From Paul Craig Roberts's article
Was Polonium-210 Being Smuggled for a Dirty Bomb?
We will likely never know, but a neoconservative false flag operation might lie behind what appears to have been the accidental poisoning of Alexander Litvinenko by a rare and tightly controlled radioactive isotope, Polonium-210. Litvinenko, a former member of KGB counterintelligence, operated in the shadowy world of "security consultants" on a fake passport given to him by the British government. Litvinenko left Russia when his patron, oligarch Boris Berezovsky fled to escape fraud charges.
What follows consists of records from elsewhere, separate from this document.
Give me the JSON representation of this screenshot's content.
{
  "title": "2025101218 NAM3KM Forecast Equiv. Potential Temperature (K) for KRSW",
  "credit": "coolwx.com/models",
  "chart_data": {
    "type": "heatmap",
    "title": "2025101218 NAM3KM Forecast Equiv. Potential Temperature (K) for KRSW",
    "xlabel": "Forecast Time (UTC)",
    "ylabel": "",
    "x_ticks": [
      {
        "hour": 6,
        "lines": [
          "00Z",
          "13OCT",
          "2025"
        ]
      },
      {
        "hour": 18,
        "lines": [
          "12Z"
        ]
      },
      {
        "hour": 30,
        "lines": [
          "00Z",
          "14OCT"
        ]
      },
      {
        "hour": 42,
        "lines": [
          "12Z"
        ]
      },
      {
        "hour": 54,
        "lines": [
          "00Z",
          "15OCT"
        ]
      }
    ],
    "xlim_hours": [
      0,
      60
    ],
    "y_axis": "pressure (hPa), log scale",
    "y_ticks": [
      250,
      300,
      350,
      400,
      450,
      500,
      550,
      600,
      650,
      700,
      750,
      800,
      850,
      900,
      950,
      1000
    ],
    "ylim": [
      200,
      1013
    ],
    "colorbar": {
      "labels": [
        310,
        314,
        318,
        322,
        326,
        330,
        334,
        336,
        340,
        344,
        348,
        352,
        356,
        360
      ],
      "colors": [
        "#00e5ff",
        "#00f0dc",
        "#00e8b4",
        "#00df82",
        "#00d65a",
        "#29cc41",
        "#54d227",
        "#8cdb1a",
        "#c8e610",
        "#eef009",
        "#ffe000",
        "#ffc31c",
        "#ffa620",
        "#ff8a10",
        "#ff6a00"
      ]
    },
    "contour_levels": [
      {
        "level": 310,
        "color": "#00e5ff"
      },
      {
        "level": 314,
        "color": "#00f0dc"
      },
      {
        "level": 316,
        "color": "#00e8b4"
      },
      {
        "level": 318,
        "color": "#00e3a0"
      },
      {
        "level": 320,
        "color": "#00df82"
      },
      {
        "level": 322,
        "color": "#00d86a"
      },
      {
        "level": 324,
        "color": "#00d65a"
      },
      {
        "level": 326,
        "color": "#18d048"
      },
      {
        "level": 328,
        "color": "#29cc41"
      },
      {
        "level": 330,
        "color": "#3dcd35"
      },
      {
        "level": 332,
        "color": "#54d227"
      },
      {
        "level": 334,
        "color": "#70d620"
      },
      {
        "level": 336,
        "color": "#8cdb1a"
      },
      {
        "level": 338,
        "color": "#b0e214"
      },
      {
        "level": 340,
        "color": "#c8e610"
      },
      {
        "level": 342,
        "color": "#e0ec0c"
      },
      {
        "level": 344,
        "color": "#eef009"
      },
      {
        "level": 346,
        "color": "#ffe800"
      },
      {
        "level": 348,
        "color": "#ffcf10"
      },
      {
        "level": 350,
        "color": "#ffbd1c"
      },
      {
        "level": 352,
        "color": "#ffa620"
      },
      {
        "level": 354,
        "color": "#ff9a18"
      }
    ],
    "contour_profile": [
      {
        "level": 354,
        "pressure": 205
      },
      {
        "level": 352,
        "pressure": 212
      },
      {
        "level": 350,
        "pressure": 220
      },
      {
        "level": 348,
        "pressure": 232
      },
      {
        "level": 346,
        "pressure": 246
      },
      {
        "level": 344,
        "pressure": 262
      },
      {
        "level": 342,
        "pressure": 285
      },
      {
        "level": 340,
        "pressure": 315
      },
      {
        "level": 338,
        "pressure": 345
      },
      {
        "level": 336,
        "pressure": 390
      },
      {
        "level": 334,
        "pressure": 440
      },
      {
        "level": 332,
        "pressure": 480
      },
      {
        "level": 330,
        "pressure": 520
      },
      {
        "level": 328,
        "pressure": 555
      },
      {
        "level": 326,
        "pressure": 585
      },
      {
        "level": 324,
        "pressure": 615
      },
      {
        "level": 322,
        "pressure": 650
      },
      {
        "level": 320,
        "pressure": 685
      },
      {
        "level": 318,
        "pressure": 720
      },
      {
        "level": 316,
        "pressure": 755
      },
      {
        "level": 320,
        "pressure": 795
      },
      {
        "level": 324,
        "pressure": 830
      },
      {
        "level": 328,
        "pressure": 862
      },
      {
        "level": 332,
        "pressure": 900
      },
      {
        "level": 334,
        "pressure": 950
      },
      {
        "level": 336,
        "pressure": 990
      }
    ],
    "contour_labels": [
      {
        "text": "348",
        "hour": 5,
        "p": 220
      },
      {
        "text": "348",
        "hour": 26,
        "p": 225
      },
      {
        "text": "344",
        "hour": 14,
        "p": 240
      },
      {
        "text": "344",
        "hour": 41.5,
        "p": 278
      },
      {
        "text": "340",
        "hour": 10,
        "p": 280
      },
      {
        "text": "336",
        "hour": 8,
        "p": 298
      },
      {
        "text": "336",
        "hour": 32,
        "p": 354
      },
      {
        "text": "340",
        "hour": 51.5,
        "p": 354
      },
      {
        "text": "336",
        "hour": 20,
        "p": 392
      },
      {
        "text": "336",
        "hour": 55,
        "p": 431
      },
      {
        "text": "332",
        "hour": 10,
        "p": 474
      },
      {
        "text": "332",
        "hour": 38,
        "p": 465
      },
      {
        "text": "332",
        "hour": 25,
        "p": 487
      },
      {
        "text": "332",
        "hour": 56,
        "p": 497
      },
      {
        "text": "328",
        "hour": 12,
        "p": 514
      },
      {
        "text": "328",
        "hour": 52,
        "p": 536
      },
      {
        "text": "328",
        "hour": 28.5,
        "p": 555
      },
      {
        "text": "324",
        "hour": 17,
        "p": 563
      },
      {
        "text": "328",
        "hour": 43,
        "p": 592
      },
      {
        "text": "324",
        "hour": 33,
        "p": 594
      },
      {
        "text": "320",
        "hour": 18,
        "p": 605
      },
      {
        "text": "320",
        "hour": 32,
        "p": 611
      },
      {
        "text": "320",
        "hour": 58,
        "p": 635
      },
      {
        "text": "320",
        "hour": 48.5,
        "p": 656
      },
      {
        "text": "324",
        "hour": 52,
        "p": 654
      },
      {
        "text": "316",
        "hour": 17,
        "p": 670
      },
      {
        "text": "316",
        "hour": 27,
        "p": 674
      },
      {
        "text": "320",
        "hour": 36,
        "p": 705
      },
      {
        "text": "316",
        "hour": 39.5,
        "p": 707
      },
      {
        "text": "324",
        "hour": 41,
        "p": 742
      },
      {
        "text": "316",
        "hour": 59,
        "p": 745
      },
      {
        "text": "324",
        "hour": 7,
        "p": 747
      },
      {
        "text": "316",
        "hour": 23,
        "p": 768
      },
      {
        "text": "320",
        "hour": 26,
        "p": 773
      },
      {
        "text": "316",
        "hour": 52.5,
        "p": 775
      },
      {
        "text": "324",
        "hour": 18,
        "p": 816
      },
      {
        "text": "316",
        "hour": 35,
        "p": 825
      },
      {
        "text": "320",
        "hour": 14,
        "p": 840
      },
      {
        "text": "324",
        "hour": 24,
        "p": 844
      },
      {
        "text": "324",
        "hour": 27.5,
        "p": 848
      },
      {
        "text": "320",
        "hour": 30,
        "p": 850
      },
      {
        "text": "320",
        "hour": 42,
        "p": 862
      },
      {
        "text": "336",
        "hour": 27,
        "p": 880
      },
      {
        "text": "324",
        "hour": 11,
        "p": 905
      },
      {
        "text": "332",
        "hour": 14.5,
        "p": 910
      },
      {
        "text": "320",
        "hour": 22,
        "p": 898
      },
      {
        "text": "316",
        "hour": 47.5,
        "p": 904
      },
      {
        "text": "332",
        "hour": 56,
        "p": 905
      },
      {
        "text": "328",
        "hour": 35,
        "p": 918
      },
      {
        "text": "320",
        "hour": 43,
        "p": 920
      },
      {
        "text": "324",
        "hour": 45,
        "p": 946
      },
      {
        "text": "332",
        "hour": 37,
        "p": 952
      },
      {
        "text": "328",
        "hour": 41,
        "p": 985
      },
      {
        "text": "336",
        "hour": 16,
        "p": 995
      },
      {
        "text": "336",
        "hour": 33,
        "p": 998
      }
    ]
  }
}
The British government and websites financed by Berezovsky blamed Litvinenko’s mysterious death on the Russian Federal Security Service, which allegedly sent an agent to put Polonium-210 in Litvinenko’s tea. On its face, the tale is far-fetched, but it served to divert attention from the fact that Polonium-210 had somehow got into private hands.
Where had the Polonium come from? No one knows, but nuclear physicist Gordon Prather noted at the time that Litvinenko had recently been to Israel and that Israel’s nuclear reactors are not subject to international safeguards.
For what purpose was Polonium being smuggled? No one knows, but Prather notes that Polonium-210 has a short shelf-life that would turn any stored weapon into a dud within months.
According to knowledgeable people, Polonium-210 would be useful for a dirty bomb that would do little real damage but would create enough fear and hysteria for the neocons to start another war.